Mathematics Education

Hans Freudenthal
Hans Freudenthal

Mathematics Education

In 1971 the Institute for Development of Mathematics Education (IOWO) was established at Utrecht University, with the mathematician Prof. Dr. Hans Freudenthal as its professor-director. This institute was a formalization of the work of the Committee on the Modernization of the Mathematics Curriculum (CMLW), who had, in the sixties, the task to make mathematics education in primary and secondary schools better prepared for further education. The activities of the institute concentrated on the projects Wiskobas, mathematics in elementary school, and Wiskivon, mathematics in secondary school. The IOWO worked on the development of mathematics education in cooperation with schools were the curricula were tested. During this time, the so-called Realistic Mathematics Education (RME) emerged, an approach that became quite popular.

In 1981 the IOWO was disbanded as a result of budget cuts and a redistribution of tasks. In the form of the department of Research in Mathematics Education and Education Computer Center (OW&OC), led by Prof. Dr. Frederik van der Blij, a much slimmed down group was able to continue the work of the IOWO. The OW&OC was given a role (among others) in the development of the new curricula for Mathematics A (after the redistribution of Mathematics 1 and 2). After the death of Hans Freudenthal in 1990, the now grown OW&OC was renamed the Freudenthal Institute in 1991. The group was increasingly concerned with design research, a method in which the development of teaching materials and subject matter research go hand in hand. Much attention was paid to the use of digital technology in mathematics education, as evidenced by the development of the Digital Mathematics Environment.

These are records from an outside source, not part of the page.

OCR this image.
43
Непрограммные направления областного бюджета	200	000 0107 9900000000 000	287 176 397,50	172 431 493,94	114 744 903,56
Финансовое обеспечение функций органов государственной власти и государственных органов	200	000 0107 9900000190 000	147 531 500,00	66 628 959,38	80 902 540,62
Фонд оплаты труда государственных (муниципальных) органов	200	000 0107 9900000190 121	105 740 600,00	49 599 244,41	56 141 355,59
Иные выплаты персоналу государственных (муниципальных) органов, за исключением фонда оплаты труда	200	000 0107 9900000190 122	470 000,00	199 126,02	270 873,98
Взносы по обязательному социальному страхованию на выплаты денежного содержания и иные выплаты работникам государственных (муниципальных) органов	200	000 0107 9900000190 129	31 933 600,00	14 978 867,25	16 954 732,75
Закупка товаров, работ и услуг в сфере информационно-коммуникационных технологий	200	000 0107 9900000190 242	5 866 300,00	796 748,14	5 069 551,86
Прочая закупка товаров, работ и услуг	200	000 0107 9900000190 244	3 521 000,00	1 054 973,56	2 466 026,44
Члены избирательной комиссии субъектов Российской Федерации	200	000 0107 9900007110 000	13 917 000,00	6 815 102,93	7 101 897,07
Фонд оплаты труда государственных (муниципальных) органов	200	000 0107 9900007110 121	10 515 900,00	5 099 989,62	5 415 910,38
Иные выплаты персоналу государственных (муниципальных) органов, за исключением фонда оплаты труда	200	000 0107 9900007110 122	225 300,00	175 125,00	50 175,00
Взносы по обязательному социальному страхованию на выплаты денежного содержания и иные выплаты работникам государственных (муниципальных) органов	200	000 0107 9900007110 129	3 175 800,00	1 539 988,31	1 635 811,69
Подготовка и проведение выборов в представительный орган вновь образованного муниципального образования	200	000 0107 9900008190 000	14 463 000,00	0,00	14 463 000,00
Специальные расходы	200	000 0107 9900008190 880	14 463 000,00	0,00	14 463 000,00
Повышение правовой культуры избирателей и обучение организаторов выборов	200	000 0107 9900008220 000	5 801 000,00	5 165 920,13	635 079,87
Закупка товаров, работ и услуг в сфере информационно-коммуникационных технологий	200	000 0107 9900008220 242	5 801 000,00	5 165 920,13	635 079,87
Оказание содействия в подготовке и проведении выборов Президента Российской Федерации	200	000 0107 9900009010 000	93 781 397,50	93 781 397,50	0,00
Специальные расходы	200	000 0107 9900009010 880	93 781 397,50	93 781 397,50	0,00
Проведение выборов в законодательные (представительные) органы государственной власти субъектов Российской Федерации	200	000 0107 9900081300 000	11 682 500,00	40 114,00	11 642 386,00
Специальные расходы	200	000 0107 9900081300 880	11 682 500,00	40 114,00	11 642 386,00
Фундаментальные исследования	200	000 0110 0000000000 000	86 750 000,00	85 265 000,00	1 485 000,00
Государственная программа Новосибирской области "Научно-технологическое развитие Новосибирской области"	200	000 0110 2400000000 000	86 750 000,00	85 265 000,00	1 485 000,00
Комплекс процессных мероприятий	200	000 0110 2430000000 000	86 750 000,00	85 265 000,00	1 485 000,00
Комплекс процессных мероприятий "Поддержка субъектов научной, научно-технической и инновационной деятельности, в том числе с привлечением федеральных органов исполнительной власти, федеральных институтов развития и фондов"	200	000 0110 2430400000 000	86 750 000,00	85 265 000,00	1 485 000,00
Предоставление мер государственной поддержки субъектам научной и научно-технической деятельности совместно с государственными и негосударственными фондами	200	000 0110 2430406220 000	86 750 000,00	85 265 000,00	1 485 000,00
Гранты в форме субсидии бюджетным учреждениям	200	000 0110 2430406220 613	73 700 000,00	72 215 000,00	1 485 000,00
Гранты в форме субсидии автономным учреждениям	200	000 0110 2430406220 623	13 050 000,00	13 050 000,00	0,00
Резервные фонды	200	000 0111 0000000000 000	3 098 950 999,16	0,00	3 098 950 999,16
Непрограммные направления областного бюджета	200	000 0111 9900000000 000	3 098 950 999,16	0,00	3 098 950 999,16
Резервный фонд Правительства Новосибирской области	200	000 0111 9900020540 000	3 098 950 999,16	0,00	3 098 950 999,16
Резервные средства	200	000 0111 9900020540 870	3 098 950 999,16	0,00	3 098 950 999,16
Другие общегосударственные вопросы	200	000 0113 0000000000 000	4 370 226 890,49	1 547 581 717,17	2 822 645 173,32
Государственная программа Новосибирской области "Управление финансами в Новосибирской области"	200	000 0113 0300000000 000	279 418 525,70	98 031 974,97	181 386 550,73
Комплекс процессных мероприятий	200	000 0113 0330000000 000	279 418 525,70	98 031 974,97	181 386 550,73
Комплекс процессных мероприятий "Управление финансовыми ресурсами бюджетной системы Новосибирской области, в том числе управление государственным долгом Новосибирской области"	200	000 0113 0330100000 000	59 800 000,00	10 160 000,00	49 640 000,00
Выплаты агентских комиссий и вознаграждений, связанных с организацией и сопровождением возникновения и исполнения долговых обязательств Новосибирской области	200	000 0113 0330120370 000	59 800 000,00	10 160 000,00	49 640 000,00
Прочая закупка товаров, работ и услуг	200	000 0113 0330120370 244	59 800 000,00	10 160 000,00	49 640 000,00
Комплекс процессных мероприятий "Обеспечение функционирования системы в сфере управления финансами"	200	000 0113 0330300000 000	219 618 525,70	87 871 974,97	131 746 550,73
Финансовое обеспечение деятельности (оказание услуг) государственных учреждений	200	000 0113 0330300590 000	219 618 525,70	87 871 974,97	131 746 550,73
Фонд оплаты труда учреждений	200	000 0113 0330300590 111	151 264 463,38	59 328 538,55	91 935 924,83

After already being formally part of the science didactics groups under the name CD-b since 1989, the Freudenthal Institute officially merged with the science didactics groups under the name Freudenthal Institute for science and mathematics education (FIsme) in 2006. However, the two groups still remained physically separated until the mathematics group also moved into the Buys Ballot Building in 2010. In 2014, the merger with the History and Philosophy of Science department took place, from which the current Freudenthal Institute emerged.